Even though there are two database entries in OpenStack to represent the two PFs, only one row in OVN is needed since both are using the same protocol (i.e. TCP). OVN LBs can have multiple values in its “vips” column, and that is where the mappings for PF are managed by ML2/OVN. Lastly, we have the logical router (LR) table, which contains a reference to the load balancer. Openflow rules used to respond to ARPs on behalf of the FIP happen from the logical router’s datapath because the LB is referenced by the LR. You can see these rules in the “Openflow” section below.

Code overview

The file pf_plugin.py is the glue that holds the pieces of this feature together at the Neutron codebase. From there, the PF OVN driver receives the relevant callbacks and takes the appropriate action for the OVN side of things.

Since pf_plugin in Neutron handles the validation and database common to all ML2 implementations, the changes in this part of the code were minimal. They were mostly related to making PF capable of using ovn-router instead of the legacy l3-agent-router, as well as using registry callbacks instead of pushing RPCs. You can get a very good sense of these changes by looking at this commit.

On the ML2/OVN side, a small number of additions were needed besides the new driver itself. They are part of the core feature commit. In there, see how maintenance.py now needs to differentiate FIPs used for PF from FIPs associated with a single fixed address. Another ML2/OVN component that needed changes was ovn_db_sync.py, which is used for repairing potential discrepancies between Neutron and OVN databases. For starters, ovn_db_sync.py needed to start paying attention to the load balancers table in OVN used to represent the PFs in Neutron. See below for more info on using that tool, even though the usage syntax is not changed at all due to PF support.

And that is pretty much all there is!

Testing

A lot of care, love, and attention was put into PF tests to ensure it remains working as time goes by. Even though the tests run as part of the CI/CD (unit, functional, tempest), you can always run them manually. Here is how:

Unit and functional

$ cd /opt/stack/neutron
$ tox -e py3 -- test_port_forwarding
$ tox -e dsvm-functional -- test_port_forwarding ; # Note: some L3 agent tests do not apply to ovn-router!
$ tox -e dsvm-functional -- ovsdb.test_ovn_db_sync
  ...
  dsvm-functional: commands succeeded
  congratulations :)

Tempest

A few extra tempest tests were added. They can be run as follows.

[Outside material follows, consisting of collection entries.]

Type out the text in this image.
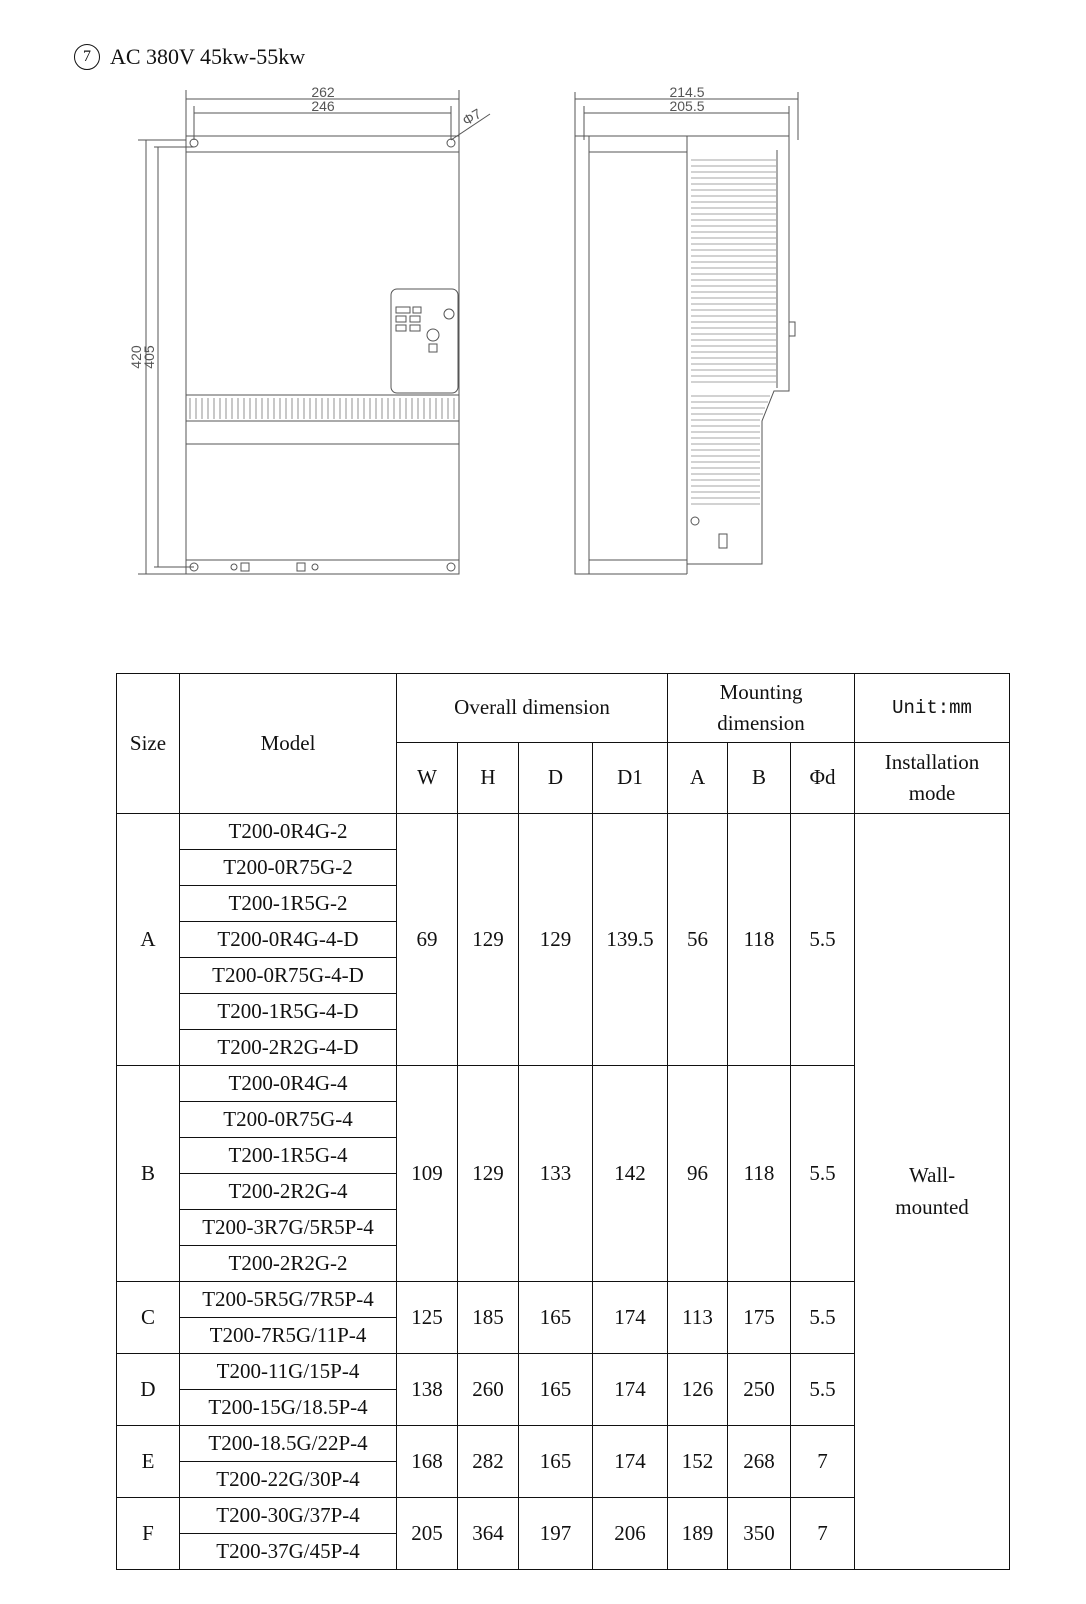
7 AC 380V 45kw-55kw
262
246	Φ7
420
405
214.5
205.5
Size	Model	Overall dimension				Mounting dimension			Unit:mm
		W	H	D	D1	A	B	Φd	Installation mode
A	T200-0R4G-2	69	129	129	139.5	56	118	5.5	Wall-mounted
	T200-0R75G-2								
	T200-1R5G-2								
	T200-0R4G-4-D								
	T200-0R75G-4-D								
	T200-1R5G-4-D								
	T200-2R2G-4-D								
B	T200-0R4G-4	109	129	133	142	96	118	5.5	
	T200-0R75G-4								
	T200-1R5G-4								
	T200-2R2G-4								
	T200-3R7G/5R5P-4								
	T200-2R2G-2								
C	T200-5R5G/7R5P-4	125	185	165	174	113	175	5.5	
	T200-7R5G/11P-4								
D	T200-11G/15P-4	138	260	165	174	126	250	5.5	
	T200-15G/18.5P-4								
E	T200-18.5G/22P-4	168	282	165	174	152	268	7	
	T200-22G/30P-4								
F	T200-30G/37P-4	205	364	197	206	189	350	7	
	T200-37G/45P-4								
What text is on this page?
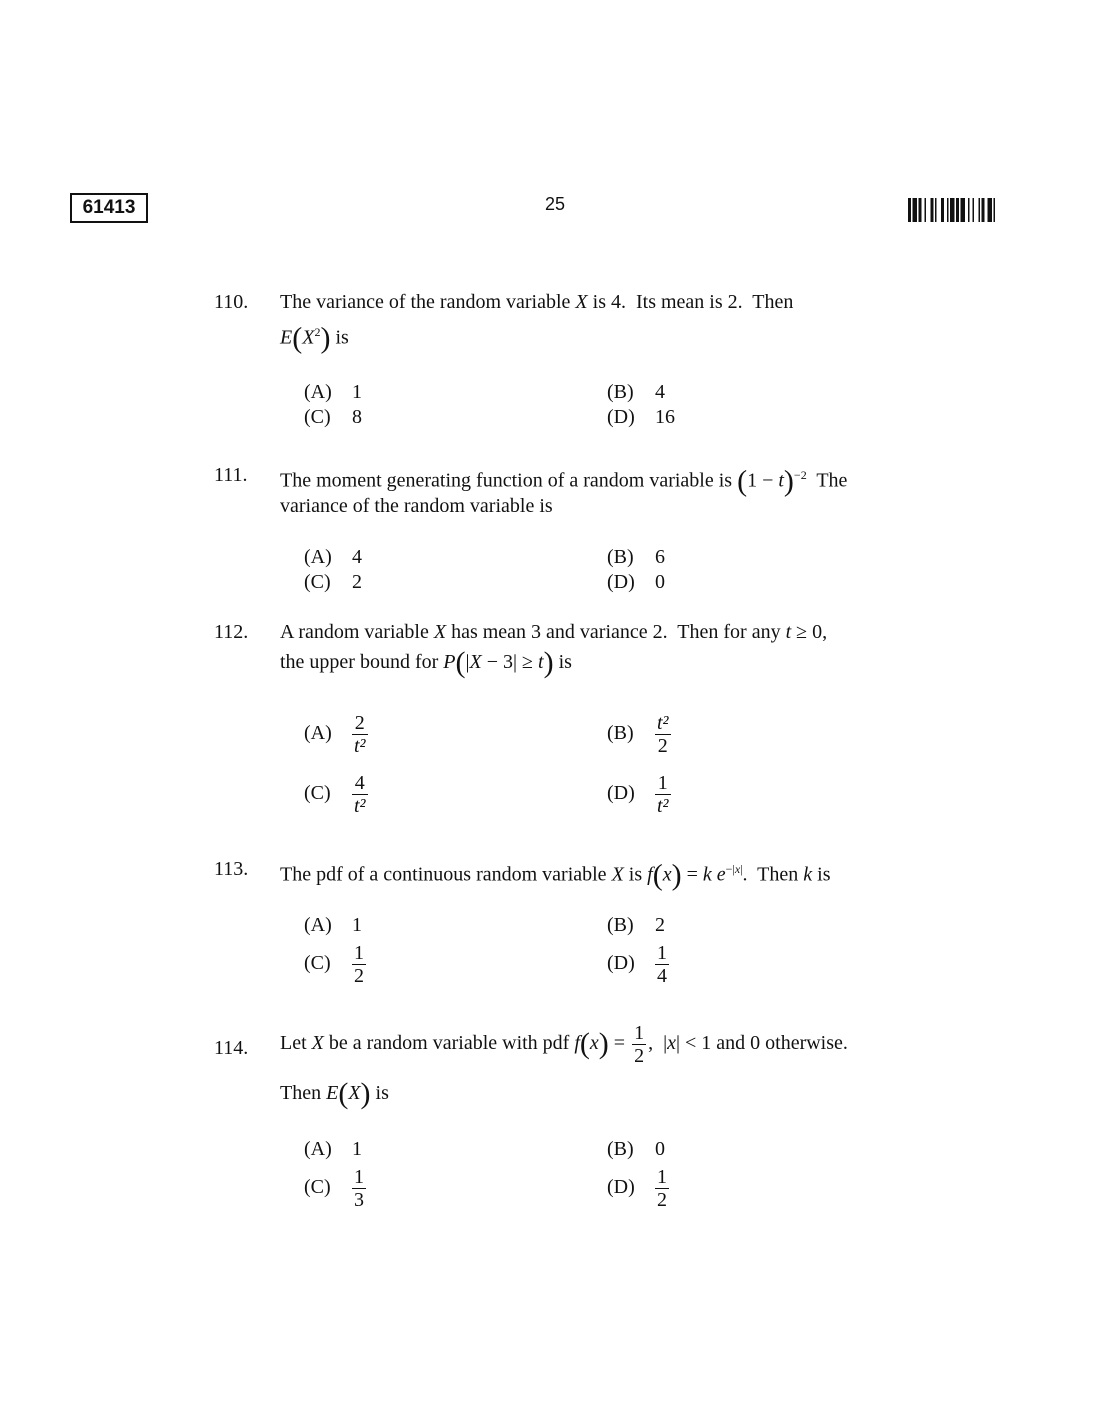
61413	25
110.	The variance of the random variable X is 4.  Its mean is 2.  Then
$E(X^2)$ is
(A) 1	(B) 4
(C) 8	(D) 16
111.	The moment generating function of a random variable is $(1 - t)^{-2}$  The
variance of the random variable is
(A) 4	(B) 6
(C) 2	(D) 0
112.	A random variable X has mean 3 and variance 2.  Then for any t ≥ 0,
the upper bound for P(|X − 3| ≥ t) is
$(A) \frac{2}{\text{t²}}$	$(B) \frac{\text{t²}}{2}$
$(C) \frac{4}{\text{t²}}$	$(D) \frac{1}{\text{t²}}$
113.	The pdf of a continuous random variable X is f(x) = k $e^{-|x|}$.  Then k is
(A) 1	(B) 2
$(C) \frac{1}{2}$	$(D) \frac{1}{4}$
114.	Let X be a random variable with pdf $f(x) = \frac{1}{2}$ ,  |x| < 1 and 0 otherwise.
Then E(X) is
(A) 1	(B) 0
$(C) \frac{1}{3}$	$(D) \frac{1}{2}$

$ cd /opt/stack/tempest/ && \
  tempest run --config-file etc/tempest.conf --regex test_port_forwardings
{0} neutron_tempest_plugin.api.test_port_forwardings.PortForwardingTestJSON.test_associate_2_port_forwardings_to_floating_ip [2.733917s] ... ok
{0} neutron_tempest_plugin.api.test_port_forwardings.PortForwardingTestJSON.test_associate_port_forwarding_to_2_fixed_ips [2.445890s] ... ok
{0} neutron_tempest_plugin.api.test_port_forwardings.PortForwardingTestJSON.test_associate_port_forwarding_to_port_with_fip [2.439997s] ... ok
{0} neutron_tempest_plugin.api.test_port_forwardings.PortForwardingTestJSON.test_associate_port_forwarding_to_used_floating_ip [1.627926s] ... ok
{0} neutron_tempest_plugin.api.test_port_forwardings.PortForwardingTestJSON.test_port_forwarding_info_in_fip_details [1.536234s] ... ok
{0} neutron_tempest_plugin.api.test_port_forwardings.PortForwardingTestJSON.test_port_forwarding_life_cycle [2.335318s] ... ok
{1} neutron_tempest_plugin.scenario.test_port_forwardings.PortForwardingTestJSON.test_port_forwarding_editing_and_deleting_tcp_rule [127.669750s] ... ok
{1} neutron_tempest_plugin.scenario.test_port_forwardings.PortForwardingTestJSON.test_port_forwarding_editing_and_deleting_udp_rule [66.878624s] ... ok
{1} neutron_tempest_plugin.scenario.test_port_forwardings.PortForwardingTestJSON.test_port_forwarding_to_2_fixed_ips [90.960107s] ... ok
{1} neutron_tempest_plugin.scenario.test_port_forwardings.PortForwardingTestJSON.test_port_forwarding_to_2_servers [107.509035s] ... ok

Database Repair

In the unlikely event that Neutron and OVN databases become out of sync, the damage may cause PF to break. Enhancements to the repair tool – also known as neutron-ovn-db-sync-util – are in place to fix that. See the example below for how to use it, as we forcefully break PF and ensure that the repair is done right.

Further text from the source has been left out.